To solve your problem, try to avoid the global imports. They do not seem to be necessary. Try to pass your data around through the arguments of the function.
I'm not entirely sure why im getting a dictionary key error. I'm trying to create a multi level dict with = sign and getting a key error on metrics, but not on the first two.
doc['timestamp']
and
doc['instance_id']
both work fine, but when it gets to metrics it gives me a metrics key error. I'm not entirely sure why.
doc = {}
doc['timestamp'] = datetime.now()
#doc['instance_id'] = get_cloud_app_name()

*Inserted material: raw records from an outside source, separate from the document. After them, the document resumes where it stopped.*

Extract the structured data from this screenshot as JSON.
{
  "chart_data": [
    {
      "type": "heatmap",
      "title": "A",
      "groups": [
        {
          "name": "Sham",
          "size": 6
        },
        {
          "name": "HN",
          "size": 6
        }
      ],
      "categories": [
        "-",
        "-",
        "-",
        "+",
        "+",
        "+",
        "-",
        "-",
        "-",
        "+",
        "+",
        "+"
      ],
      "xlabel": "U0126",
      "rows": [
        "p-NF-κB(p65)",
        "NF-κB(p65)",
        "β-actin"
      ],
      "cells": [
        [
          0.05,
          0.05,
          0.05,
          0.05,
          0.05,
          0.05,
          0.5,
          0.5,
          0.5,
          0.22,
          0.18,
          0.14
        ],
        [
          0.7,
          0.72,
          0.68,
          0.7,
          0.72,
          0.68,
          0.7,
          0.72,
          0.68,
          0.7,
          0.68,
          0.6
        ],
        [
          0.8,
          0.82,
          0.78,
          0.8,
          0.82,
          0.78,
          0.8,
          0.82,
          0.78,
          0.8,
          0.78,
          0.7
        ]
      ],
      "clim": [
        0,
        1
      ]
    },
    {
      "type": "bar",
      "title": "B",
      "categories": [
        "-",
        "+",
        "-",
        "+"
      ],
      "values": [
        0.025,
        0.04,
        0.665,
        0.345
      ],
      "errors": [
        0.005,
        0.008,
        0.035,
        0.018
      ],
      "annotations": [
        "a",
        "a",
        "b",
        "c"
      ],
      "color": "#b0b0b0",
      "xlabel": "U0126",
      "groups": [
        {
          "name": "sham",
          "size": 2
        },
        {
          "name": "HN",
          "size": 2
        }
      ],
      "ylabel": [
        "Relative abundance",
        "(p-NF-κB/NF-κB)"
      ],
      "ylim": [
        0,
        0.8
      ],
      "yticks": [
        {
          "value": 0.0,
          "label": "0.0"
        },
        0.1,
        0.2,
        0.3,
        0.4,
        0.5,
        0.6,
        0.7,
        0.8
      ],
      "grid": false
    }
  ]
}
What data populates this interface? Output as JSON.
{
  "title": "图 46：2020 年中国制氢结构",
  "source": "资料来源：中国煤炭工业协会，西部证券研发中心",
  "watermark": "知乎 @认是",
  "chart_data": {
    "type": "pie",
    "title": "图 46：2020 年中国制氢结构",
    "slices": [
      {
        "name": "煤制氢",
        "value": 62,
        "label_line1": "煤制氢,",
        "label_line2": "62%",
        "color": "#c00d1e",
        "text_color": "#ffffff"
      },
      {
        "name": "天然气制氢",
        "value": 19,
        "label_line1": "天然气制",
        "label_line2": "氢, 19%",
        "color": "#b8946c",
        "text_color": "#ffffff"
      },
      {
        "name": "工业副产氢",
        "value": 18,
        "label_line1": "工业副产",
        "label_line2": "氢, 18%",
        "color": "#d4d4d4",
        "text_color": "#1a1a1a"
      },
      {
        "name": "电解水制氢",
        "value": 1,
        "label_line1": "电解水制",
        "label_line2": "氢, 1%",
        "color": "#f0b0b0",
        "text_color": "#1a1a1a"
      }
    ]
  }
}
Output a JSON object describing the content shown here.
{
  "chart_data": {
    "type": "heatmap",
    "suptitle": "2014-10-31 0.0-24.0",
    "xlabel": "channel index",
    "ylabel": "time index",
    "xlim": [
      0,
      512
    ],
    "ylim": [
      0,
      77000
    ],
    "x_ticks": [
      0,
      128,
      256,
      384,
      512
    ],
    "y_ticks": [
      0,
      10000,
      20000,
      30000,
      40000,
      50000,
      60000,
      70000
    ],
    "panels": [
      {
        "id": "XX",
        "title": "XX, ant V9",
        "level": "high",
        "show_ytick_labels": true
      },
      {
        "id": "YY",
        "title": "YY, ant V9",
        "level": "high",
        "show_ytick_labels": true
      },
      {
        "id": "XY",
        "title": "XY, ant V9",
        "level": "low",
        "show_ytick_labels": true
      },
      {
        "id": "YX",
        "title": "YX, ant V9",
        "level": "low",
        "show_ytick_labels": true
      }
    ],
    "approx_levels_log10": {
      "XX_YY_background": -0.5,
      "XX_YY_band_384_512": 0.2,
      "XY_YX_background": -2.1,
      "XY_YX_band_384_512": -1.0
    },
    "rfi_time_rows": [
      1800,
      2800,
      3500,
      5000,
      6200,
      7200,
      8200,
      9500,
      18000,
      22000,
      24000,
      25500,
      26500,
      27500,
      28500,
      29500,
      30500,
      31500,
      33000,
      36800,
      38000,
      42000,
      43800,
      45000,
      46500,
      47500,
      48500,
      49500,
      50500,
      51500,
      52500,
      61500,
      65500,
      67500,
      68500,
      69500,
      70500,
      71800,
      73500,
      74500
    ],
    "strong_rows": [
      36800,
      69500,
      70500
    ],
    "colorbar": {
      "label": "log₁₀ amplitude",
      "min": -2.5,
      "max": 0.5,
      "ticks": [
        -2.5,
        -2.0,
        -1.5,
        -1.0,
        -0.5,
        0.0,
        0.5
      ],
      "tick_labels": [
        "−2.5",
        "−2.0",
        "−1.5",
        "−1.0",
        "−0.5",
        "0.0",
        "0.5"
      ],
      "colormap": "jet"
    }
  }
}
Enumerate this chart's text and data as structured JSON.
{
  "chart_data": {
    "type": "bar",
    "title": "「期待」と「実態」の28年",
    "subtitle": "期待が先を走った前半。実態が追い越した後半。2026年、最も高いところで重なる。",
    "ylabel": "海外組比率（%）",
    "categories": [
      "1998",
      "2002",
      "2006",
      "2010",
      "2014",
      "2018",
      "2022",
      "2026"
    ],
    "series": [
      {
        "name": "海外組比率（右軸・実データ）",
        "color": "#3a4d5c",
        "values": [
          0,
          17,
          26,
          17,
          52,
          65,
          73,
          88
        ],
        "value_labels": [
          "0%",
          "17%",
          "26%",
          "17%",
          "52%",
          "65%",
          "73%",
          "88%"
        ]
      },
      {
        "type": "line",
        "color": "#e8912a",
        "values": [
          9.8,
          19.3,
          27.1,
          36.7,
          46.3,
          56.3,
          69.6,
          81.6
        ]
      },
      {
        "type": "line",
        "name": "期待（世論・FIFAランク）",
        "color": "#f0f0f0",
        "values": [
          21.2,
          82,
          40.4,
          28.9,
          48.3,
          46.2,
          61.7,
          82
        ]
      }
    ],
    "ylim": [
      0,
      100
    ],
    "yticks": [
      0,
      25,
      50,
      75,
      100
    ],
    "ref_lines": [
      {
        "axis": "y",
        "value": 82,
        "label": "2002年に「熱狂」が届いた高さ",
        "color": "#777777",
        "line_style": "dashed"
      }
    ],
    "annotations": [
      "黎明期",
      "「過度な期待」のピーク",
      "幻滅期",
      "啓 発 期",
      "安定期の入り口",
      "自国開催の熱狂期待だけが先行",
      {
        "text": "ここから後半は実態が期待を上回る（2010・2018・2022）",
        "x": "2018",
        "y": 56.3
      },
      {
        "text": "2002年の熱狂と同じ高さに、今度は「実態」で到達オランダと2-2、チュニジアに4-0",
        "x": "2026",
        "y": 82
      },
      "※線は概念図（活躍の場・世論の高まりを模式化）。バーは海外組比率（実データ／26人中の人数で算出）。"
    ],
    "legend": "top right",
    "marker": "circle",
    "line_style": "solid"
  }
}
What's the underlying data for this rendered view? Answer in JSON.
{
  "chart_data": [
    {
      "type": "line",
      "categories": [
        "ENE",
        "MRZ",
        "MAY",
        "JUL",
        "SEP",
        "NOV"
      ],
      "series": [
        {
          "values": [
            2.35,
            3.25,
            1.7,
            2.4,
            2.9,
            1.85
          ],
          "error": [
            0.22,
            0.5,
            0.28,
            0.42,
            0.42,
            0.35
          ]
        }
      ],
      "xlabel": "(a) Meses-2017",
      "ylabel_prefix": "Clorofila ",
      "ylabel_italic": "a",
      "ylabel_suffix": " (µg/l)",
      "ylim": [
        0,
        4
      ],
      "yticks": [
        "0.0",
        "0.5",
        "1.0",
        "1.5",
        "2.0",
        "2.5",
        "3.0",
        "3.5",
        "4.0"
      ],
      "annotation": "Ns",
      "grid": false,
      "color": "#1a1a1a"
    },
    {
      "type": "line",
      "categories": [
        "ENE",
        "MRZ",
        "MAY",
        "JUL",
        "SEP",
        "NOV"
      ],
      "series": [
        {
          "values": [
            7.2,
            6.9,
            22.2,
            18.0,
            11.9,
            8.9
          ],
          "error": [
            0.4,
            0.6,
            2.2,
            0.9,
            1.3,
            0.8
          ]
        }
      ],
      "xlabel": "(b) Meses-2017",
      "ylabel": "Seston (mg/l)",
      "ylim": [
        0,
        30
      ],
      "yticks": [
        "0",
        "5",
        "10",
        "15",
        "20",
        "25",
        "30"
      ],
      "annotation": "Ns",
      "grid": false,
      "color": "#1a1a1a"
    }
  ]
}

doc['instance_id'] = "MyMac"
cpu_dict_returned = get_cpu_info()
doc['metrics']['cpu_usage']['user_cpu'] = cpu_dict_returned['user_cpu']
doc['metrics']["cpu_usage"]['system_cpu'] = cpu_dict_returned['system_cpu']
doc['metrics']["cpu_usage"]['idle_cpu'] = cpu_dict_returned['idle_cpu']
doc['metrics']["cpu_usage"]['cpu_count'] = cpu_dict_returned['cpu_count']
You must create the sub-dictionnaries before using them:
doc = {}
doc['timestamp'] = datetime.now()
doc['instance_id'] = "MyMac"
cpu_dict_returned = get_cpu_info()
doc['metrics'] = {}
doc['metrics']['cpu_usage'] = {}
doc['metrics']['cpu_usage']['user_cpu'] = cpu_dict_returned['user_cpu']
doc['metrics']["cpu_usage"]['system_cpu'] = cpu_dict_returned['system_cpu']
doc['metrics']["cpu_usage"]['idle_cpu'] = cpu_dict_returned['idle_cpu']
doc['metrics']["cpu_usage"]['cpu_count'] = cpu_dict_returned['cpu_count']
You can do this more succinctly using a dictionary comprehension:
doc = {}
doc['timestamp'] = datetime.now()
doc['instance_id'] = "MyMac"
cpu_dict_returned = get_cpu_info()
doc['metrics'] = {
'cpu_usage':
{k: cpu_dict_returned.get(k)
for k in ['user_cpu', 'system_cpu', 'idle_cpu', 'cpu_count']}
}
Note that the sub dictionary cpu_usage is first created, and then the nested dictionary is inserted.